Flux::toast(text: 'Saved', variant: 'success');

Blade/Alpine: $dispatch() becomes $flux.toast()

In Alpine.js x-on:click handlers:

Before:

$dispatch('show-notification', {
    title: 'Copied!',
    message: 'Paste the prompt in your preferred AI tool.'
});

After:

$flux.toast({
    heading: 'Copied!',
    text: 'Paste the prompt in your preferred AI tool.',
    variant: 'success'
});

Tests: new event name

This was the part I had to think about. My test used assertDispatched('show-notification') to verify that deleting an idea showed feedback to the user. Since Flux::toast() is no longer a custom event, what do you assert against?

Under the hood, Flux::toast() calls $this->dispatch('toast-show', ...) (source). So the fix is straightforward:

Before:

Livewire::test(Table::class)
    ->call('deleteItem', $idea->id, 'idea')
    ->assertDispatched('show-notification');

After:

Livewire::test(Table::class)
    ->call('deleteItem', $idea->id, 'idea')
    ->assertDispatched('toast-show');

I considered three options for this:

  1. assertDispatched('toast-show') — direct replacement, tests the right thing, matches how the Flux community tests toasts.
  2. Drop the assertion entirely — simpler, but loses coverage that the user gets feedback.
  3. Mock Flux::toast() — over-engineered since Flux isn’t a standard Laravel facade.

Option 1 wins. The toast-show event name is a stable public contract — Caleb Porzio can’t change it without breaking every Flux app in production.

The question I asked

When planning the migration, I wanted to make sure I wasn’t missing anything:

The app uses a custom show-notification event throughout — not Flux’s built-in toast. This is the established pattern across 17 files, I’d like to plan out migrating to $flux.toast()

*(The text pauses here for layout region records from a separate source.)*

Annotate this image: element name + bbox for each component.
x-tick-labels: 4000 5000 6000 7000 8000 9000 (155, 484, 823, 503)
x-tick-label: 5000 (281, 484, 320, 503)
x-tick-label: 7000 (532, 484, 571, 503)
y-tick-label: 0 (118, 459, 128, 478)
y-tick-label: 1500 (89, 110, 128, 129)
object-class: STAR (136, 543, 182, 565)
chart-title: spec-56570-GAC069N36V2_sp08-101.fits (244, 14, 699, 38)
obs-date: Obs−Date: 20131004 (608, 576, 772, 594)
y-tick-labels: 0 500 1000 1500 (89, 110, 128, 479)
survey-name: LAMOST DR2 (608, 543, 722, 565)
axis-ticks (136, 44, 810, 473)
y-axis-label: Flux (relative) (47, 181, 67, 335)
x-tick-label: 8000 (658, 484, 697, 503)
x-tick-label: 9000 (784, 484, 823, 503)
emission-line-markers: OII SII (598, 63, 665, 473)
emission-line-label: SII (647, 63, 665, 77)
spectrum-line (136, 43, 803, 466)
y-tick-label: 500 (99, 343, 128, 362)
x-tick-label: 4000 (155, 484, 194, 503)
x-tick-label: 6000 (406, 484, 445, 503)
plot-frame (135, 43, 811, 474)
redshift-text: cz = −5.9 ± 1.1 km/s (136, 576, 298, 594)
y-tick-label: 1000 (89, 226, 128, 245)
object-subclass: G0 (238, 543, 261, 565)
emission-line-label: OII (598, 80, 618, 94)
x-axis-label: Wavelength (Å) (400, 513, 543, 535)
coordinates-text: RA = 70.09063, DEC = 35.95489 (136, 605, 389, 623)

The answer was a clean mapping between old and new APIs, a file-by-file list of every dispatch call, and a verification step at the end to grep the entire codebase for any remaining references. The verification step caught four stale compiled view cache files that still contained the old event name — easy to miss if you don’t check.

What would Taylor Otwell do?

Use the framework’s built-in component. Laravel’s philosophy is don’t reinvent wheels the framework already provides. Flux is the official Livewire UI library, and Flux::toast() is its canonical notification API. Rolling your own notification when Flux::toast() exists is the equivalent of writing a custom auth system when Jetstream is right there.

Final tally

The app now has error and warning toast variants available for the first time, with no additional work needed.